Dans notre numéro 600, actuellement en kiosque, nous donnons la parole à l’artiste Bartabas, à l’occasion de son nouveau spectacle Le Cabaret de l’Exil. Un spectacle festif, fraternel et nostalgique. On y célèbre la vie, la mort, la musique et les mots.......Détails & Vidéo........
Cheval magazine : Ce joyeux cabaret équestre, Cabaret de l’exil, représente un retour aux sources ?
Bartabas : Après le confinement, on est heureux de retrouver le public, de revenir à un théâtre fraternel, de partager autour d’un vin chaud.
Ce cabaret se déclinera pendant quatre ans sur la notion d’exil mais au travers de cultures différentes.
Comme il y a trente-sept ans, on retrouve le maître de cérémonie, la forge, les garçons de salle, les oies, le corbillard alambic, l’orgue, les cloches. Les garçons qui accueillent le public de leur singulière manière sont les mêmes qu’il y a trente-cinq ans. Place aux vieux !
CM : Une renaissance qui a pour thème l’exil…
B : L’exil exige courage et ouverture d’esprit. Au fond, on est tous des exilés. Zingaro signifie Tsigane. Nous nous enrichissons au fur et à mesure de nos pérégrinations.
Le cheval est un vecteur pour aller vers cette notion d’exil. Retrouver son odeur, le parfum de corne brûlée, c’est déjà renouer avec nos racines. Les musiques et les chansons rappellent aussi le pays quitté mais jamais oublié.
Au-delà de l’aspect festif du cabaret, on peut être amené à réfléchir. Que reste-il de notre culture disparue ?
CM : Une mariée sur un cheval de trait cachée sous un dais à traîne, un patriarche ventru à toque de fourrure dialoguant avec son cheval en liberté, un petit âne blanc et sa mule à la queue sculptée… Des tableaux de vos anciens spectacles, des images de Chagall… votre spectacle est un vrai jeu de pistes !
B : C’est une suite de visions très construite mais pas dirigiste. Il y a des clés mais on n’est pas obligé de les voir. Il suffit de se laisser emmener.
Plonger dans la culture yiddish et la musique klezmer des communautés juives d’Europe de l’Est. S’imprégner des rituels traditionnels de mariage ou d’enterrement. Écouter les textes à facéties d’Isaac Bashevis Singer portés par le comédien Rafael Goldwaser.

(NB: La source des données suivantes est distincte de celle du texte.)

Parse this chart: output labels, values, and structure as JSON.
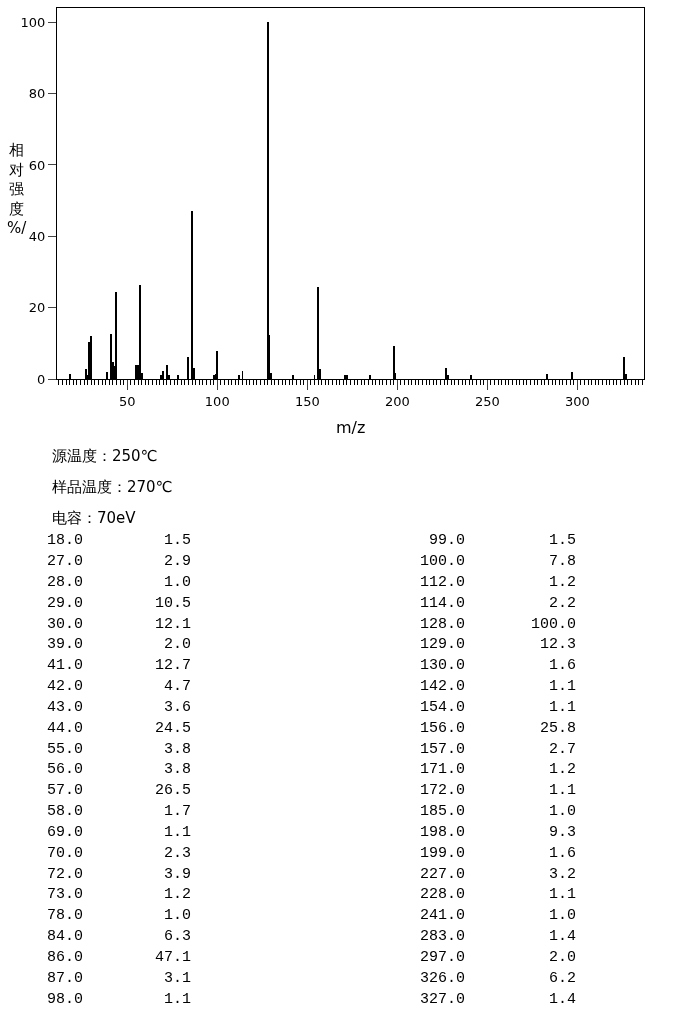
{
  "chart_data": {
    "type": "bar",
    "xlabel": "m/z",
    "ylabel": "相对强度%/",
    "x": [
      18,
      27,
      28,
      29,
      30,
      39,
      41,
      42,
      43,
      44,
      55,
      56,
      57,
      58,
      69,
      70,
      72,
      73,
      78,
      84,
      86,
      87,
      98,
      99,
      100,
      112,
      114,
      128,
      129,
      130,
      142,
      154,
      156,
      157,
      171,
      172,
      185,
      198,
      199,
      227,
      228,
      241,
      283,
      297,
      326,
      327
    ],
    "values": [
      1.5,
      2.9,
      1.0,
      10.5,
      12.1,
      2.0,
      12.7,
      4.7,
      3.6,
      24.5,
      3.8,
      3.8,
      26.5,
      1.7,
      1.1,
      2.3,
      3.9,
      1.2,
      1.0,
      6.3,
      47.1,
      3.1,
      1.1,
      1.5,
      7.8,
      1.2,
      2.2,
      100.0,
      12.3,
      1.6,
      1.1,
      1.1,
      25.8,
      2.7,
      1.2,
      1.1,
      1.0,
      9.3,
      1.6,
      3.2,
      1.1,
      1.0,
      1.4,
      2.0,
      6.2,
      1.4
    ],
    "color": "#000000",
    "xlim": [
      11,
      337
    ],
    "xticks": [
      50,
      100,
      150,
      200,
      250,
      300
    ],
    "ylim": [
      0,
      104
    ],
    "yticks": [
      0,
      20,
      40,
      60,
      80,
      100
    ],
    "annotations": [
      "源温度：250℃",
      "样品温度：270℃",
      "电容：70eV",
      "18.0",
      "1.5",
      "27.0",
      "2.9",
      "28.0",
      "1.0",
      "29.0",
      "10.5",
      "30.0",
      "12.1",
      "39.0",
      "2.0",
      "41.0",
      "12.7",
      "42.0",
      "4.7",
      "43.0",
      "3.6",
      "44.0",
      "24.5",
      "55.0",
      "3.8",
      "56.0",
      "3.8",
      "57.0",
      "26.5",
      "58.0",
      "1.7",
      "69.0",
      "1.1",
      "70.0",
      "2.3",
      "72.0",
      "3.9",
      "73.0",
      "1.2",
      "78.0",
      "1.0",
      "84.0",
      "6.3",
      "86.0",
      "47.1",
      "87.0",
      "3.1",
      "98.0",
      "1.1",
      "99.0",
      "1.5",
      "100.0",
      "7.8",
      "112.0",
      "1.2",
      "114.0",
      "2.2",
      "128.0",
      "100.0",
      "129.0",
      "12.3",
      "130.0",
      "1.6",
      "142.0",
      "1.1",
      "154.0",
      "1.1",
      "156.0",
      "25.8",
      "157.0",
      "2.7",
      "171.0",
      "1.2",
      "172.0",
      "1.1",
      "185.0",
      "1.0",
      "198.0",
      "9.3",
      "199.0",
      "1.6",
      "227.0",
      "3.2",
      "228.0",
      "1.1",
      "241.0",
      "1.0",
      "283.0",
      "1.4",
      "297.0",
      "2.0",
      "326.0",
      "6.2",
      "327.0",
      "1.4"
    ]
  }
}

Le yiddish, vecteur de la culture juive, a longtemps été la langue officielle de nulle part, la langue de l’exil par excellence. Elle est aujourd’hui une langue mourante, qui renaîtra peut-être un jour. Cela amène à réfléchir sur la fin d’un monde mais aussi sa renaissance.

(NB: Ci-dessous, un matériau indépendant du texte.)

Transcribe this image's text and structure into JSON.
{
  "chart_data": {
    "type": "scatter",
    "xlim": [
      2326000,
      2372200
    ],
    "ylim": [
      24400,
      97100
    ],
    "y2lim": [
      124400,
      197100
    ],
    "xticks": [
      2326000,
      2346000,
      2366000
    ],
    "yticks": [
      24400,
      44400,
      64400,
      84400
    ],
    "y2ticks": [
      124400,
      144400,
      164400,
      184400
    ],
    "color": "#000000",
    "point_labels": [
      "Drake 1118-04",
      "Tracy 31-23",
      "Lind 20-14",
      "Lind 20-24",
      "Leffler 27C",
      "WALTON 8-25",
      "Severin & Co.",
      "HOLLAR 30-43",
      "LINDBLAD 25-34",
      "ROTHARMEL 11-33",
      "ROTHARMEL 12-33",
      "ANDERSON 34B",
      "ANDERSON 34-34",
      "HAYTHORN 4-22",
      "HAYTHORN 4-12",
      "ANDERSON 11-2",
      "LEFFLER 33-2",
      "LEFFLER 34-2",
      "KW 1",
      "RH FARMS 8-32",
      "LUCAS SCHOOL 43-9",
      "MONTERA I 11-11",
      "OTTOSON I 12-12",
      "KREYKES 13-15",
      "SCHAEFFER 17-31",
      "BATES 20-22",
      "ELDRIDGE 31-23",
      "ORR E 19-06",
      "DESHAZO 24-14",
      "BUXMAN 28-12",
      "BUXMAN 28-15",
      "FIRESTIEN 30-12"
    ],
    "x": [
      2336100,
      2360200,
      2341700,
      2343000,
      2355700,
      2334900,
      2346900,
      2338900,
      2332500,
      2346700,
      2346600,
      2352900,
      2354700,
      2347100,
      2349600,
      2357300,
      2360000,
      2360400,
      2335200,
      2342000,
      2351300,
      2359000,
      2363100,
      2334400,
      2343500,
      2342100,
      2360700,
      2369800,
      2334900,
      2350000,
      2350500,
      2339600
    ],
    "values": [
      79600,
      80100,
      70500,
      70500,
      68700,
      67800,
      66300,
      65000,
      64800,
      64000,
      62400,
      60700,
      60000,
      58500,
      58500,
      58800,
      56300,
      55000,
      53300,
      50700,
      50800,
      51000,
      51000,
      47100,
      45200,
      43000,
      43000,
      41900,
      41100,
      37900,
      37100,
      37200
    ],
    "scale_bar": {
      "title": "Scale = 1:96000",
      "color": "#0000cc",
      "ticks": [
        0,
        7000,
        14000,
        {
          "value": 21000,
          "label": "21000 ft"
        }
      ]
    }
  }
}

CM : Vous semblez plus apaisé, moins sauvage ?
B : Tsar m’a obligé à la douceur. C’est un infirme. Moi aussi, j’ai été accidenté, à l’âge de 17 ans. Un accident de mobylette avec un camion. Je suis longtemps resté à l’hôpital, lui a été immobilisé pendant six mois dans son box. Cela nous rapproche. Son épaule droite est maintenant réparée mais il doit travailler dans une décontraction absolue. Tout comme moi !

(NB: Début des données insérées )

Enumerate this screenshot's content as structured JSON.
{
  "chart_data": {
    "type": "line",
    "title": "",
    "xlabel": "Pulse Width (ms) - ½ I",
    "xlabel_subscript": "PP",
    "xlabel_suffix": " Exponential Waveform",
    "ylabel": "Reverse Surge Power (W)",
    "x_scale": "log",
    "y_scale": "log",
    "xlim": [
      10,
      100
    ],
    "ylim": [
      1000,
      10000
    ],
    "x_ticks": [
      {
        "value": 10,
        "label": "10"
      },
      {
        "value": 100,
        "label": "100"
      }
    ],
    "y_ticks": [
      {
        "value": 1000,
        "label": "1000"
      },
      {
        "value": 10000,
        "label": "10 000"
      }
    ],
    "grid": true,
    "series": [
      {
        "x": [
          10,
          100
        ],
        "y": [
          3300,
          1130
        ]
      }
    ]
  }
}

C’est un hanovrien croisé oldenbourg que m’a déniché un ancien écuyer du Cadre Noir. Un géant aux yeux doux. A 7 ans, il a beaucoup d’énergie et il se blesse facilement. Il exige de l’attention.
Ce qui m’intéresse, c’est la finesse du travail, la qualité de la relation. Aller vers l’épure en enlevant le spectaculaire, les fioritures. Je ne veux plus ni démontrer, ni étonner, ni persuader.
L’art équestre est un art majeur. Au travers la relation avec les chevaux, il exprime la relation des hommes entre eux.